Publié le Mercredi 20 novembre 2019 à 15h56.

La question des violences comme catalyseur

Nous avons pu voir ces dernières années, à une échelle internationale et de masse, le mouvement féministe revendiquer la fin des violences contre les femmes. Si ce mot d’ordre ne date pas d’hier, jamais la question de la lutte contre les violences n’aura été porteuse d’une révolte de cette ampleur.

Les violences sont partout

Les violences que subissent les femmes, mais aussi à d’autres degrés les personnes LGBTI, se retrouvent partout dans la société. Elles vont de la violence « symbolique » au meurtre, en passant par le harcèlement ou le viol. Ce continuum de la violence permet bien de comprendre à quel point il fait partie d’une construction de genre (c’est-à-dire de l’éducation), pour les hommes à les commettre pour maintenir un pouvoir, et pour les femmes à accepter – du moins en partie – de les subir. La plupart de ces violences font partie de notre quotidien : elles surviennent dans la famille, au boulot, entre amis, à l’école, dans la rue...

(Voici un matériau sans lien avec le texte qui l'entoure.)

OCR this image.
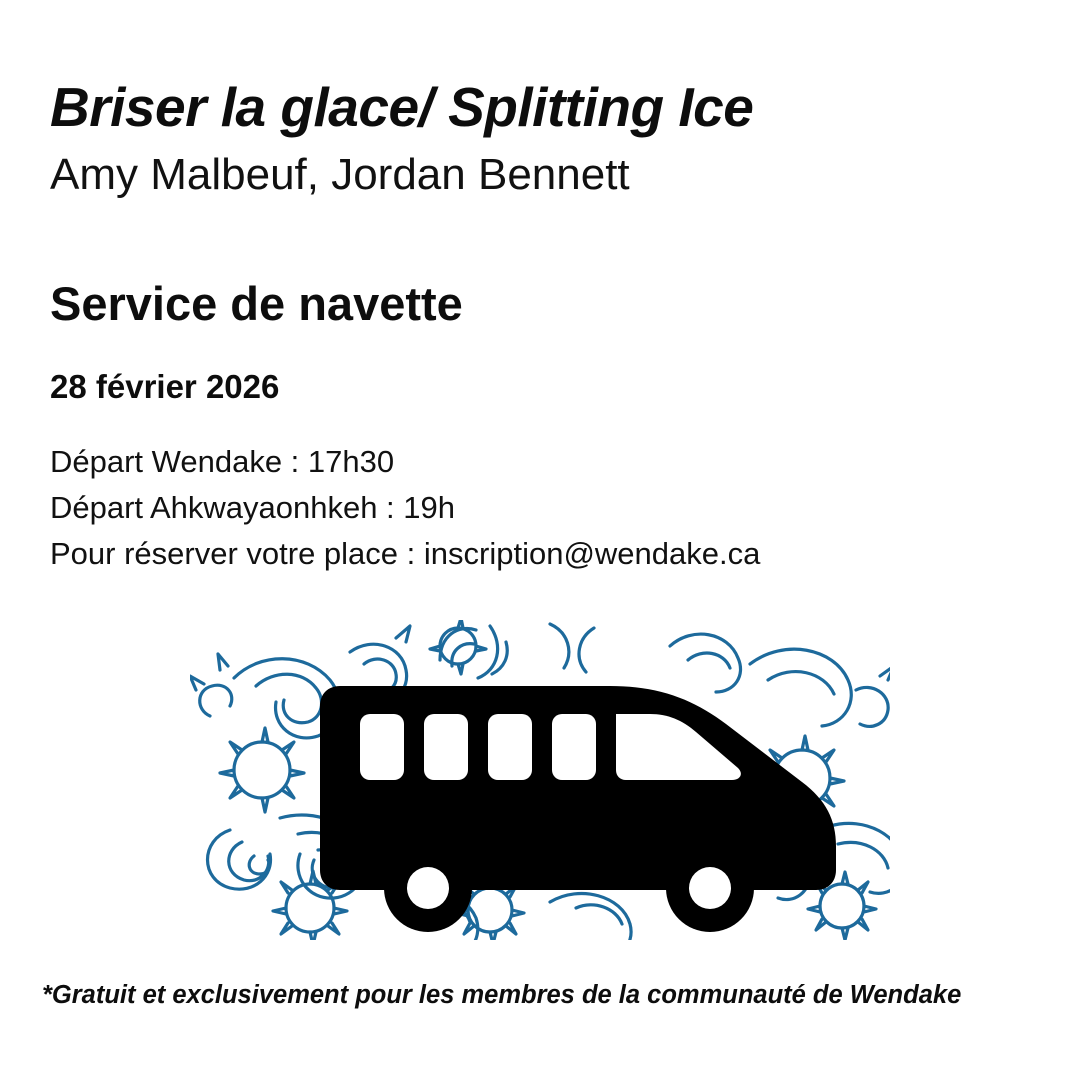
Briser la glace/ Splitting Ice
Amy Malbeuf, Jordan Bennett
Service de navette
28 février 2026
Départ Wendake : 17h30
Départ Ahkwayaonhkeh : 19h
Pour réserver votre place : inscription@wendake.ca
*Gratuit et exclusivement pour les membres de la communauté de Wendake
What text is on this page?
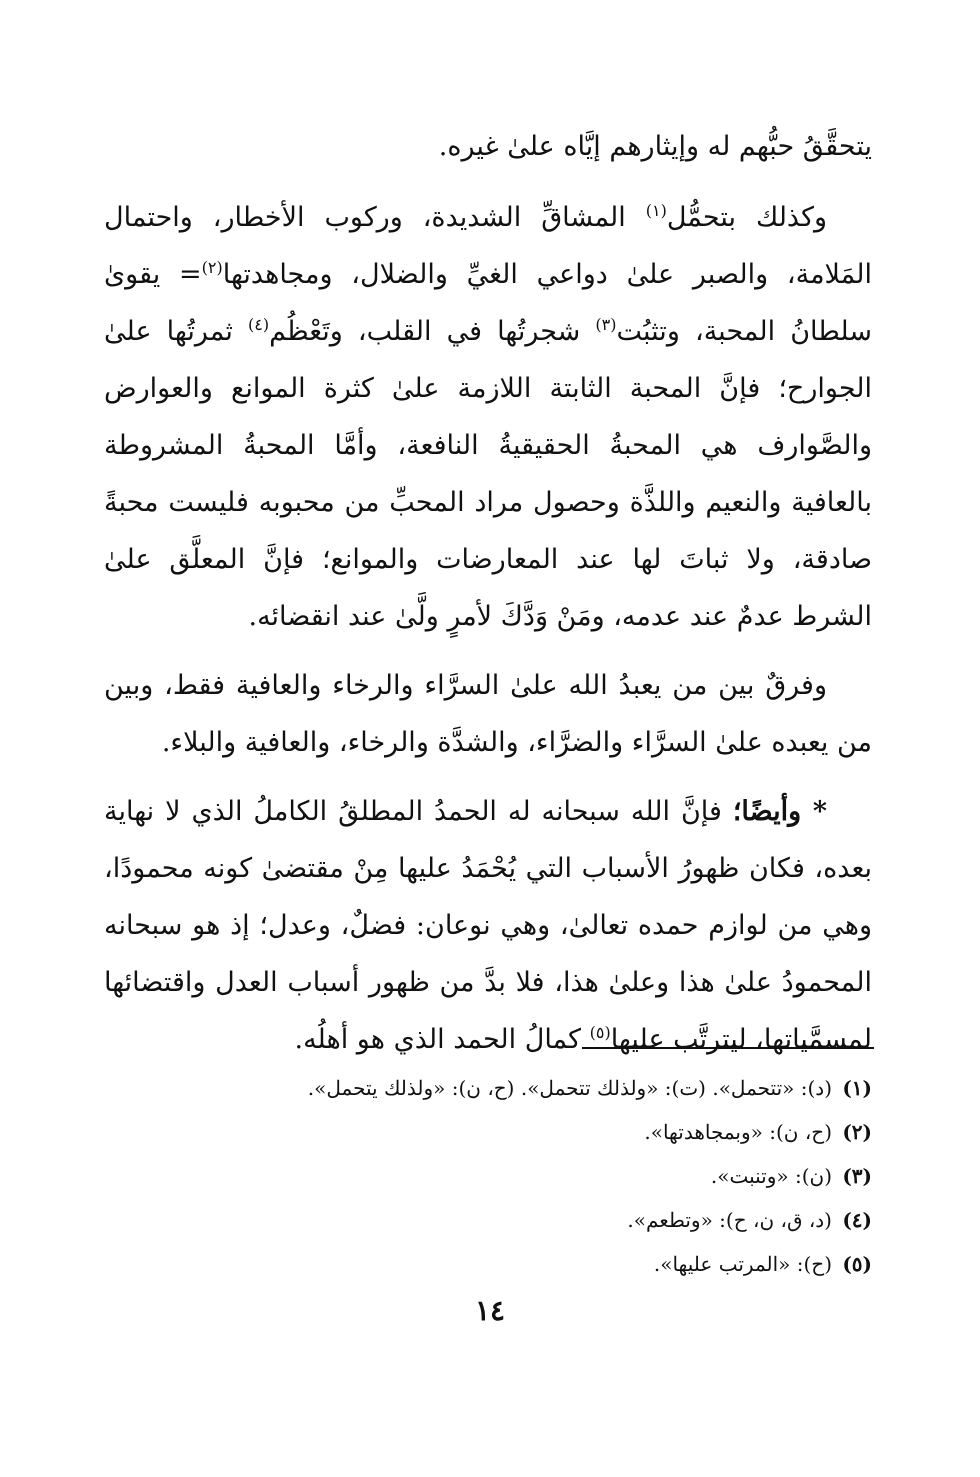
يتحقَّقُ حبُّهم له وإيثارهم إيَّاه علىٰ غيره.

وكذلك بتحمُّل$^{(١)}$ المشاقِّ الشديدة، وركوب الأخطار، واحتمال المَلامة، والصبر علىٰ دواعي الغيِّ والضلال، ومجاهدتها$^{(٢)}$= يقوىٰ سلطانُ المحبة، وتثبُت$^{(٣)}$ شجرتُها في القلب، وتَعْظُم$^{(٤)}$ ثمرتُها علىٰ الجوارح؛ فإنَّ المحبة الثابتة اللازمة علىٰ كثرة الموانع والعوارض والصَّوارف هي المحبةُ الحقيقيةُ النافعة، وأمَّا المحبةُ المشروطة بالعافية والنعيم واللذَّة وحصول مراد المحبِّ من محبوبه فليست محبةً صادقة، ولا ثباتَ لها عند المعارضات والموانع؛ فإنَّ المعلَّق علىٰ الشرط عدمٌ عند عدمه، ومَنْ وَدَّكَ لأمرٍ ولَّىٰ عند انقضائه.

وفرقٌ بين من يعبدُ الله علىٰ السرَّاء والرخاء والعافية فقط، وبين من يعبده علىٰ السرَّاء والضرَّاء، والشدَّة والرخاء، والعافية والبلاء.

* وأيضًا؛ فإنَّ الله سبحانه له الحمدُ المطلقُ الكاملُ الذي لا نهاية بعده، فكان ظهورُ الأسباب التي يُحْمَدُ عليها مِنْ مقتضىٰ كونه محمودًا، وهي من لوازم حمده تعالىٰ، وهي نوعان: فضلٌ، وعدل؛ إذ هو سبحانه المحمودُ علىٰ هذا وعلىٰ هذا، فلا بدَّ من ظهور أسباب العدل واقتضائها لمسمَّياتها، ليترتَّب عليها$^{(٥)}$ كمالُ الحمد الذي هو أهلُه.

(١)(د): «تتحمل». (ت): «ولذلك تتحمل». (ح، ن): «ولذلك يتحمل».
(٢)(ح، ن): «وبمجاهدتها».
(٣)(ن): «وتنبت».
(٤)(د، ق، ن، ح): «وتطعم».
(٥)(ح): «المرتب عليها».
١٤
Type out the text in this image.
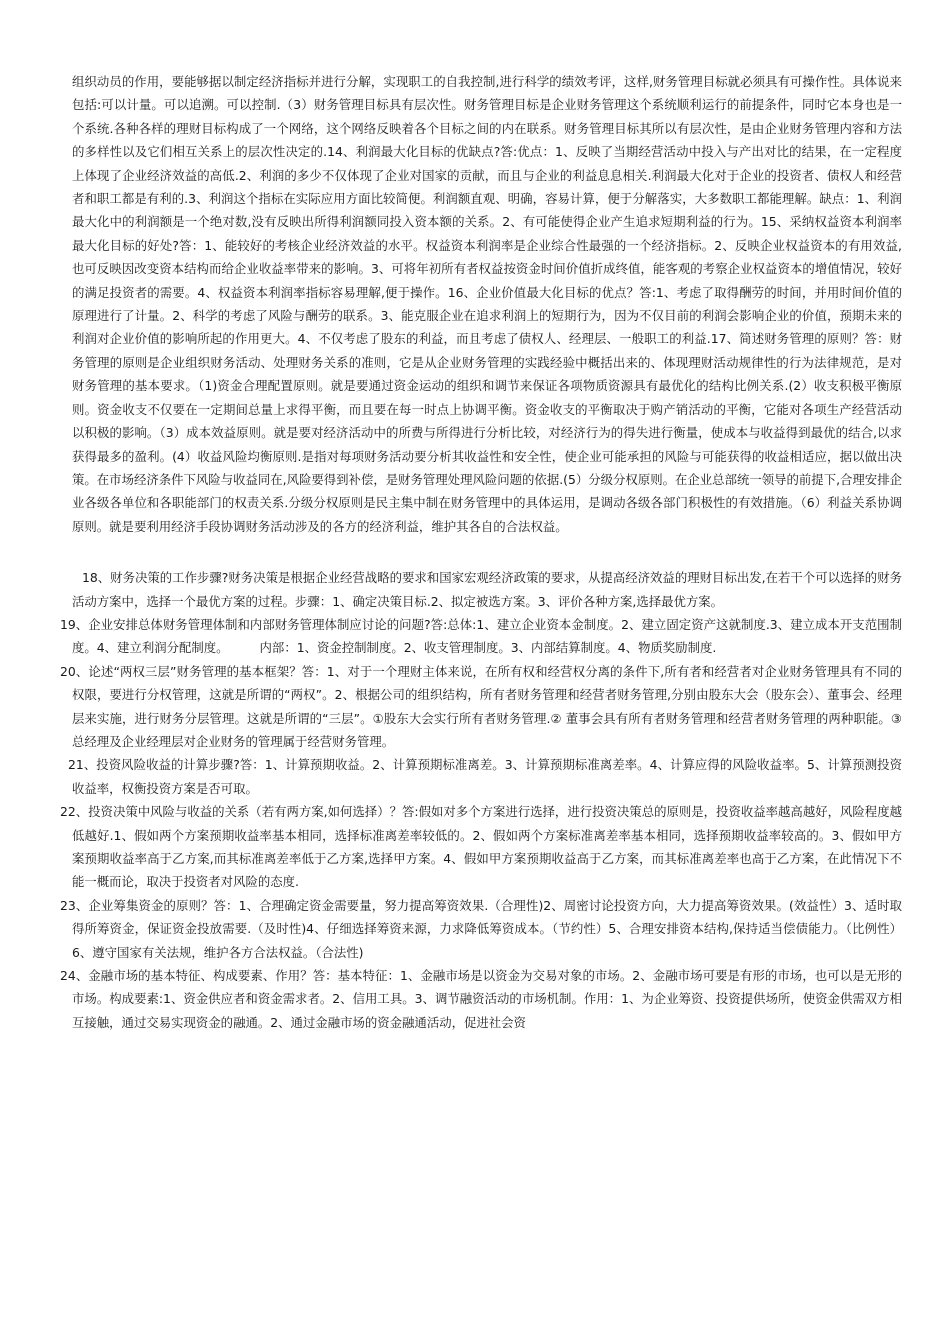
组织动员的作用，要能够据以制定经济指标并进行分解，实现职工的自我控制,进行科学的绩效考评，这样,财务管理目标就必须具有可操作性。具体说来包括:可以计量。可以追溯。可以控制.（3）财务管理目标具有层次性。财务管理目标是企业财务管理这个系统顺利运行的前提条件，同时它本身也是一个系统.各种各样的理财目标构成了一个网络，这个网络反映着各个目标之间的内在联系。财务管理目标其所以有层次性，是由企业财务管理内容和方法的多样性以及它们相互关系上的层次性决定的.14、利润最大化目标的优缺点?答:优点：1、反映了当期经营活动中投入与产出对比的结果，在一定程度上体现了企业经济效益的高低.2、利润的多少不仅体现了企业对国家的贡献，而且与企业的利益息息相关.利润最大化对于企业的投资者、债权人和经营者和职工都是有利的.3、利润这个指标在实际应用方面比较简便。利润额直观、明确，容易计算，便于分解落实，大多数职工都能理解。缺点：1、利润最大化中的利润额是一个绝对数,没有反映出所得利润额同投入资本额的关系。2、有可能使得企业产生追求短期利益的行为。15、采纳权益资本利润率最大化目标的好处?答：1、能较好的考核企业经济效益的水平。权益资本利润率是企业综合性最强的一个经济指标。2、反映企业权益资本的有用效益,也可反映因改变资本结构而给企业收益率带来的影响。3、可将年初所有者权益按资金时间价值折成终值，能客观的考察企业权益资本的增值情况，较好的满足投资者的需要。4、权益资本利润率指标容易理解,便于操作。16、企业价值最大化目标的优点？答:1、考虑了取得酬劳的时间，并用时间价值的原理进行了计量。2、科学的考虑了风险与酬劳的联系。3、能克服企业在追求利润上的短期行为，因为不仅目前的利润会影响企业的价值，预期未来的利润对企业价值的影响所起的作用更大。4、不仅考虑了股东的利益，而且考虑了债权人、经理层、一般职工的利益.17、简述财务管理的原则？答：财务管理的原则是企业组织财务活动、处理财务关系的准则，它是从企业财务管理的实践经验中概括出来的、体现理财活动规律性的行为法律规范，是对财务管理的基本要求。（1)资金合理配置原则。就是要通过资金运动的组织和调节来保证各项物质资源具有最优化的结构比例关系.(2）收支积极平衡原则。资金收支不仅要在一定期间总量上求得平衡，而且要在每一时点上协调平衡。资金收支的平衡取决于购产销活动的平衡，它能对各项生产经营活动以积极的影响。（3）成本效益原则。就是要对经济活动中的所费与所得进行分析比较，对经济行为的得失进行衡量，使成本与收益得到最优的结合,以求获得最多的盈利。(4）收益风险均衡原则.是指对每项财务活动要分析其收益性和安全性，使企业可能承担的风险与可能获得的收益相适应，据以做出决策。在市场经济条件下风险与收益同在,风险要得到补偿，是财务管理处理风险问题的依据.(5）分级分权原则。在企业总部统一领导的前提下,合理安排企业各级各单位和各职能部门的权责关系.分级分权原则是民主集中制在财务管理中的具体运用，是调动各级各部门积极性的有效措施。（6）利益关系协调原则。就是要利用经济手段协调财务活动涉及的各方的经济利益，维护其各自的合法权益。

18、财务决策的工作步骤?财务决策是根据企业经营战略的要求和国家宏观经济政策的要求，从提高经济效益的理财目标出发,在若干个可以选择的财务活动方案中，选择一个最优方案的过程。步骤：1、确定决策目标.2、拟定被选方案。3、评价各种方案,选择最优方案。

19、企业安排总体财务管理体制和内部财务管理体制应讨论的问题?答:总体:1、建立企业资本金制度。2、建立固定资产这就制度.3、建立成本开支范围制度。4、建立利润分配制度。　　　内部：1、资金控制制度。2、收支管理制度。3、内部结算制度。4、物质奖励制度.

20、论述“两权三层”财务管理的基本框架？答：1、对于一个理财主体来说，在所有权和经营权分离的条件下,所有者和经营者对企业财务管理具有不同的权限，要进行分权管理，这就是所谓的“两权”。2、根据公司的组织结构，所有者财务管理和经营者财务管理,分别由股东大会（股东会）、董事会、经理层来实施，进行财务分层管理。这就是所谓的“三层”。①股东大会实行所有者财务管理.② 董事会具有所有者财务管理和经营者财务管理的两种职能。③总经理及企业经理层对企业财务的管理属于经营财务管理。

21、投资风险收益的计算步骤?答：1、计算预期收益。2、计算预期标准离差。3、计算预期标准离差率。4、计算应得的风险收益率。5、计算预测投资收益率，权衡投资方案是否可取。

22、投资决策中风险与收益的关系（若有两方案,如何选择）？答:假如对多个方案进行选择，进行投资决策总的原则是，投资收益率越高越好，风险程度越低越好.1、假如两个方案预期收益率基本相同，选择标准离差率较低的。2、假如两个方案标准离差率基本相同，选择预期收益率较高的。3、假如甲方案预期收益率高于乙方案,而其标准离差率低于乙方案,选择甲方案。4、假如甲方案预期收益高于乙方案，而其标准离差率也高于乙方案，在此情况下不能一概而论，取决于投资者对风险的态度.

23、企业筹集资金的原则？答：1、合理确定资金需要量，努力提高筹资效果.（合理性)2、周密讨论投资方向，大力提高筹资效果。(效益性）3、适时取得所筹资金，保证资金投放需要.（及时性)4、仔细选择筹资来源，力求降低筹资成本。（节约性）5、合理安排资本结构,保持适当偿债能力。（比例性）6、遵守国家有关法规，维护各方合法权益。（合法性)

24、金融市场的基本特征、构成要素、作用？答：基本特征：1、金融市场是以资金为交易对象的市场。2、金融市场可要是有形的市场，也可以是无形的市场。构成要素:1、资金供应者和资金需求者。2、信用工具。3、调节融资活动的市场机制。作用：1、为企业筹资、投资提供场所，使资金供需双方相互接触，通过交易实现资金的融通。2、通过金融市场的资金融通活动，促进社会资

Si les violences les plus graves sont en partie socialement condamnées (d’un point de vue légal : le viol, le féminicide ou le harcèlement sont passibles de peines d’emprisonnement), elles sont souvent déconnectées du système global. Ces faits de violences sont vus comme isolés et ils empêchent la compréhension de l’utilité de la violence pour le système. Car il ne fait pas que l’engendrer, elle lui sert. Cette violence constante est ce qui permet la domination globale sur les femmes dans l’ensemble des cadres sociaux, mais en particulier dans le cadre familial, dont la conséquence est de faire perdurer l’assignation au travail reproductif.

Une lutte anticapitaliste

Le #MeToo, il y a maintenant deux ans, avait permis d’afficher cela, montrer à une échelle de masse cette violence systémique, c’est-à-dire qu’elle n’est pas l’œuvre de fous dangereux. Elle frappe chaque femme et est commise par la société dans son ensemble.

Il n’est pas étonnant que la revendication de la fin des violences intervienne au cœur de la crise du système capitaliste, non pas pour dire que ces violences augmenteraient, même si c’est une possibilité, mais bien parce qu’en temps de crise, c’est aussi le discours idéologique dominant qui se fissure. La lutte contre les violences est profondément une lutte anticapitaliste : il est bien sûr possible d’avoir une amélioration des conditions matérielles des femmes, mais la fin des violences nécessite la construction d’un autre système, permettant de mutualiser le travail reproductif, de construire d’autres types de familles, etc.

Les violences sont économiques

La violence à l’encontre des femmes ne se limite pas à une violence physique ou symbolique, elle est aussi une violence économique. Les femmes occupent 80 % des temps partiels, ce qui veut dire concrètement qu’elles sont abonnées à la précarité et aux bas salaires, alors que l’on sait que le nombre de foyers monoparentaux augmente, et qu’il sont très majoritairement composés de mères isolées. Les conditions de travail ont des conséquences physiques et psychologiques graves. L’accélération de la crise a eu des conséquences dramatiques pour les femmes : diminution des allocations, casse des services publics, fermeture des maternités, baisse des minimas sociaux,... C’est ce qui a été pointé par le mouvement des Gilets jaunes.

Revendiquer le droit à l’autonomie pour toutes les femmes

Aujourd’hui, le mouvement féministe en France concentre ses revendications autour du fait de punir ces violences, soit la fin de l’impunité. C’est un fait : moins de 1 % des plaintes pour faits de violences sont sanctionnées par une peine d’emprisonnement1. La volonté de mettre les agresseurs en prison est légitime, car cette impunité est un fait social. Cependant, elle ne résout rien : la prison n’est pas dissuasive et elle ne permet pas de modifier un comportement. Elle n’a qu’une seule fin, celle d’être répressive. Ce discours est d’ailleurs largement utilisé par le gouvernement Macron.

Dans nombre de cas de violence, le principal reste le besoin d’autonomie des femmes : l’accès à des ressources pour s’extirper de la violence. L’acceptation de la violence ne se situe pas au niveau idéologique, l’emprise n’est pas uniquement d’ordre psychologique, elle a des conditions matérielles. C’est donc bien l’augmentation massive des salaires, le droit au logement, la fin des contrats précaires, la réduction du temps de travail, mais aussi l’interdiction des licenciements qui sont au cœur de la lutte contre les violences. Même si cela ne s’oppose pas à mettre de l’argent dans les services publics et en particulier dans l’éducation pour proposer une éducation non sexiste, augmenter les places dans les foyers ou financer les associations féministes de terrain à hauteur des besoins.

 

  • 1. Louise Fessard et Donatien Huet, « En France, les condamnations pour viol chutent, alors que les plaintes augmentent », Mediapart, 13 octobre 2018.